We believe games can be quiet. That a pause can be as powerful as an explosion. That the most universal stories are often the most specific.
We make games about the textures of everyday life in South Asia — the sound of a pressure cooker, the smell of rain on dry earth, the weight of a phone call from home. We believe these details are not "niche." They are human.
We build small. We take our time. We do not crunch. We believe a studio should be a place you want to return to each morning — like a favourite book, like a well-tended garden.
We make games for people who read. For people who linger. For people who find beauty in patience.
धागे जोड़ते हैं — कहानियों को सुनने वालों से, खिलाड़ियों को किरदारों से। हम छोटे खेल बनाते हैं, धीरे-धीरे, प्यार से।
We work from a converted textile workshop in Koregaon Park, Pune. The building is old — crumbling plaster, high ceilings, a courtyard with a neem tree that has been here longer than any of us. We keep books on every surface. There is always chai.
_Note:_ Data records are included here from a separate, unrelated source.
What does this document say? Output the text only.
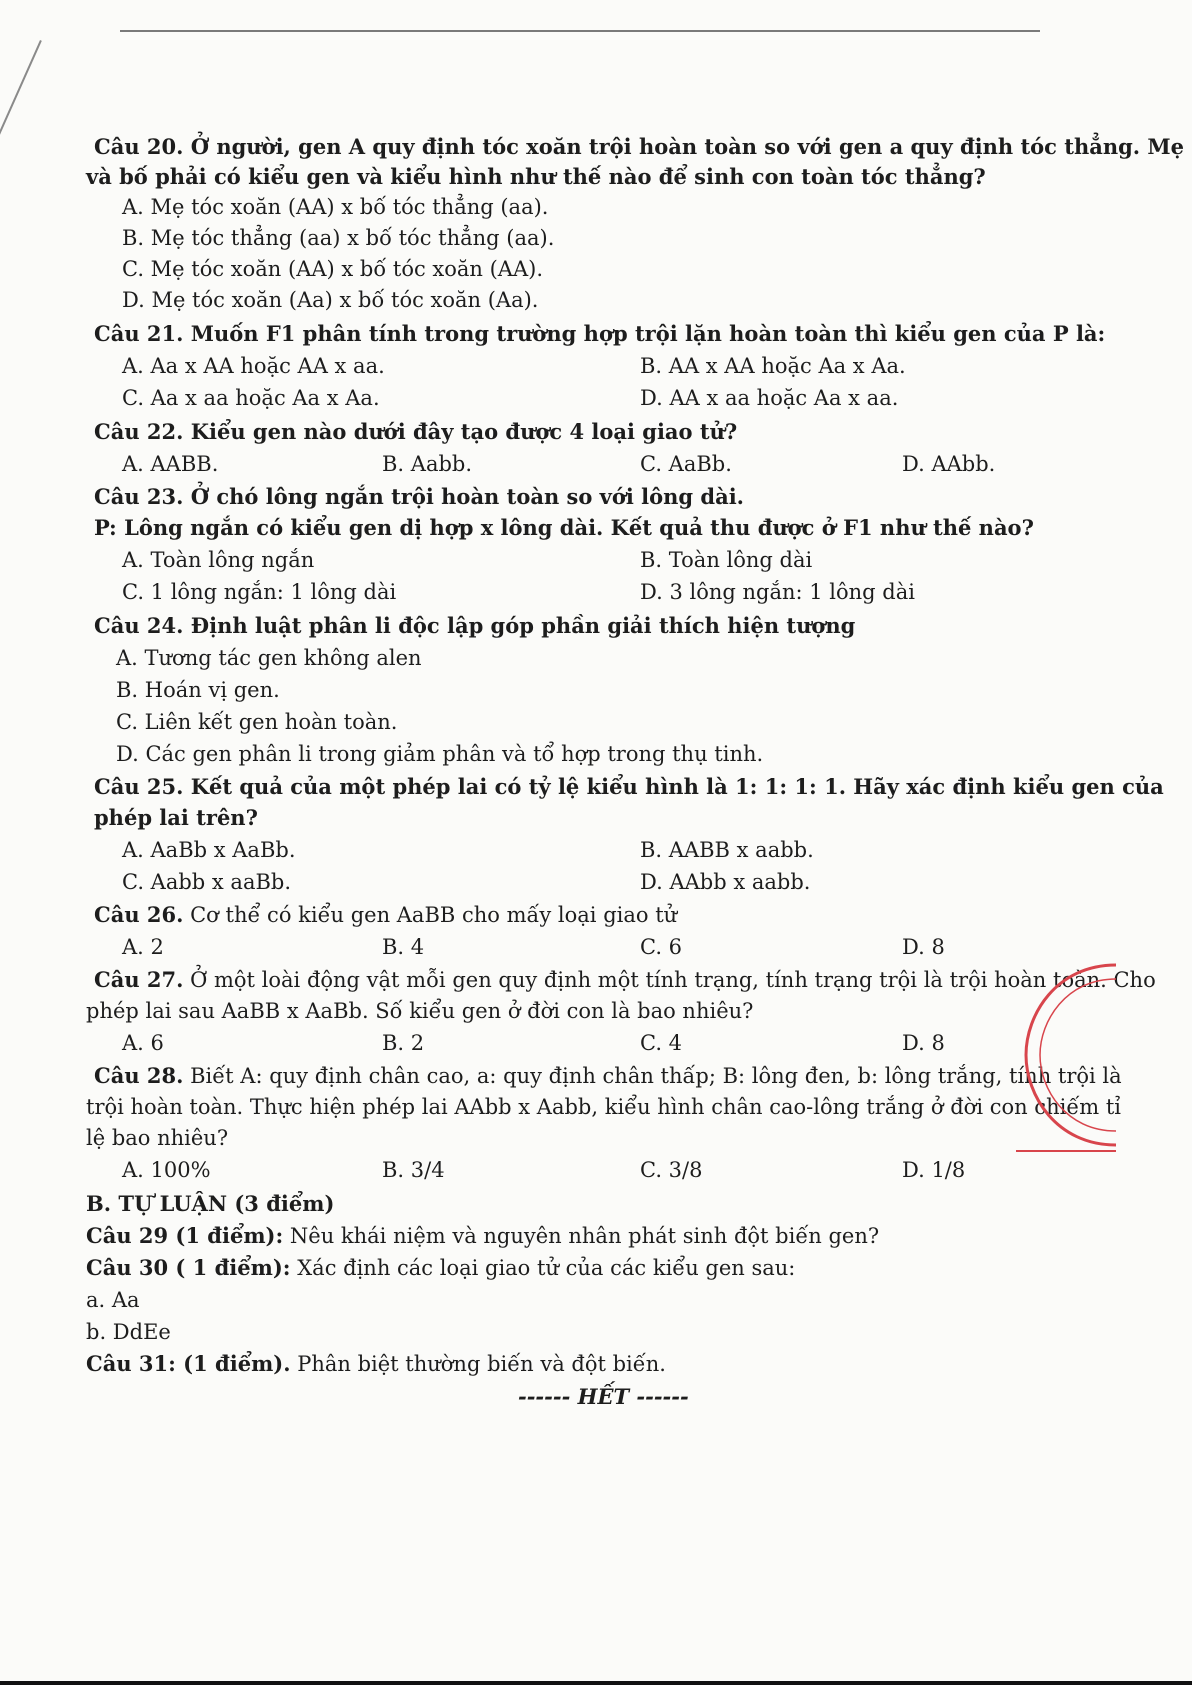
Câu 20. Ở người, gen A quy định tóc xoăn trội hoàn toàn so với gen a quy định tóc thẳng. Mẹ
và bố phải có kiểu gen và kiểu hình như thế nào để sinh con toàn tóc thẳng?
A. Mẹ tóc xoăn (AA) x bố tóc thẳng (aa).
B. Mẹ tóc thẳng (aa) x bố tóc thẳng (aa).
C. Mẹ tóc xoăn (AA) x bố tóc xoăn (AA).
D. Mẹ tóc xoăn (Aa) x bố tóc xoăn (Aa).
Câu 21. Muốn F1 phân tính trong trường hợp trội lặn hoàn toàn thì kiểu gen của P là:
A. Aa x AA hoặc AA x aa.	B. AA x AA hoặc Aa x Aa.
C. Aa x aa hoặc Aa x Aa.	D. AA x aa hoặc Aa x aa.
Câu 22. Kiểu gen nào dưới đây tạo được 4 loại giao tử?
A. AABB.	B. Aabb.	C. AaBb.	D. AAbb.
Câu 23. Ở chó lông ngắn trội hoàn toàn so với lông dài.
P: Lông ngắn có kiểu gen dị hợp x lông dài. Kết quả thu được ở F1 như thế nào?
A. Toàn lông ngắn	B. Toàn lông dài
C. 1 lông ngắn: 1 lông dài	D. 3 lông ngắn: 1 lông dài
Câu 24. Định luật phân li độc lập góp phần giải thích hiện tượng
A. Tương tác gen không alen
B. Hoán vị gen.
C. Liên kết gen hoàn toàn.
D. Các gen phân li trong giảm phân và tổ hợp trong thụ tinh.
Câu 25. Kết quả của một phép lai có tỷ lệ kiểu hình là 1: 1: 1: 1. Hãy xác định kiểu gen của
phép lai trên?
A. AaBb x AaBb.	B. AABB x aabb.
C. Aabb x aaBb.	D. AAbb x aabb.
Câu 26. Cơ thể có kiểu gen AaBB cho mấy loại giao tử
A. 2	B. 4	C. 6	D. 8
Câu 27. Ở một loài động vật mỗi gen quy định một tính trạng, tính trạng trội là trội hoàn toàn. Cho
phép lai sau AaBB x AaBb. Số kiểu gen ở đời con là bao nhiêu?
A. 6	B. 2	C. 4	D. 8
Câu 28. Biết A: quy định chân cao, a: quy định chân thấp; B: lông đen, b: lông trắng, tính trội là
trội hoàn toàn. Thực hiện phép lai AAbb x Aabb, kiểu hình chân cao-lông trắng ở đời con chiếm tỉ
lệ bao nhiêu?
A. 100%	B. 3/4	C. 3/8	D. 1/8
B. TỰ LUẬN (3 điểm)
Câu 29 (1 điểm): Nêu khái niệm và nguyên nhân phát sinh đột biến gen?
Câu 30 ( 1 điểm): Xác định các loại giao tử của các kiểu gen sau:
a. Aa
b. DdEe
Câu 31: (1 điểm). Phân biệt thường biến và đột biến.
------ HẾT ------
Half of us are here most days. The other half work from wherever they are — Bangalore, Jaipur, sometimes further. We gather fully twice a year: once for a week of play-testing and planning, once for a week of doing nothing productive at all.
Creative Director
Former literary translator. Thinks in metaphors. Believes every mechanic should be a verb the character would actually use.
Technical Director
Studied music composition before pivoting to code. Builds tools that feel like instruments — expressive, responsive, imperfect in the right ways.
Art Director
Textile artist turned game designer. Her palette comes from natural dyes — turmeric, indigo, madder. Every screen should feel like handmade cloth.
Sound Designer
Narrative Designer
Programmer
Monday Readings. We begin each week by reading aloud — a poem, a passage, a lyric. Nothing to do with work. Everything to do with how we want to feel while working.
Wednesday Playtest. Every Wednesday afternoon, someone presents something unfinished. The only rule: feedback must begin with what you felt, not what you think should change.
Friday Wind-Down. We stop at 4pm on Fridays. No exceptions. Sometimes we play games together. Sometimes we just sit in the courtyard.
Seasonal Offsites. Twice a year we go somewhere quiet — a hill station, a coastal village. Once to plan. Once to rest.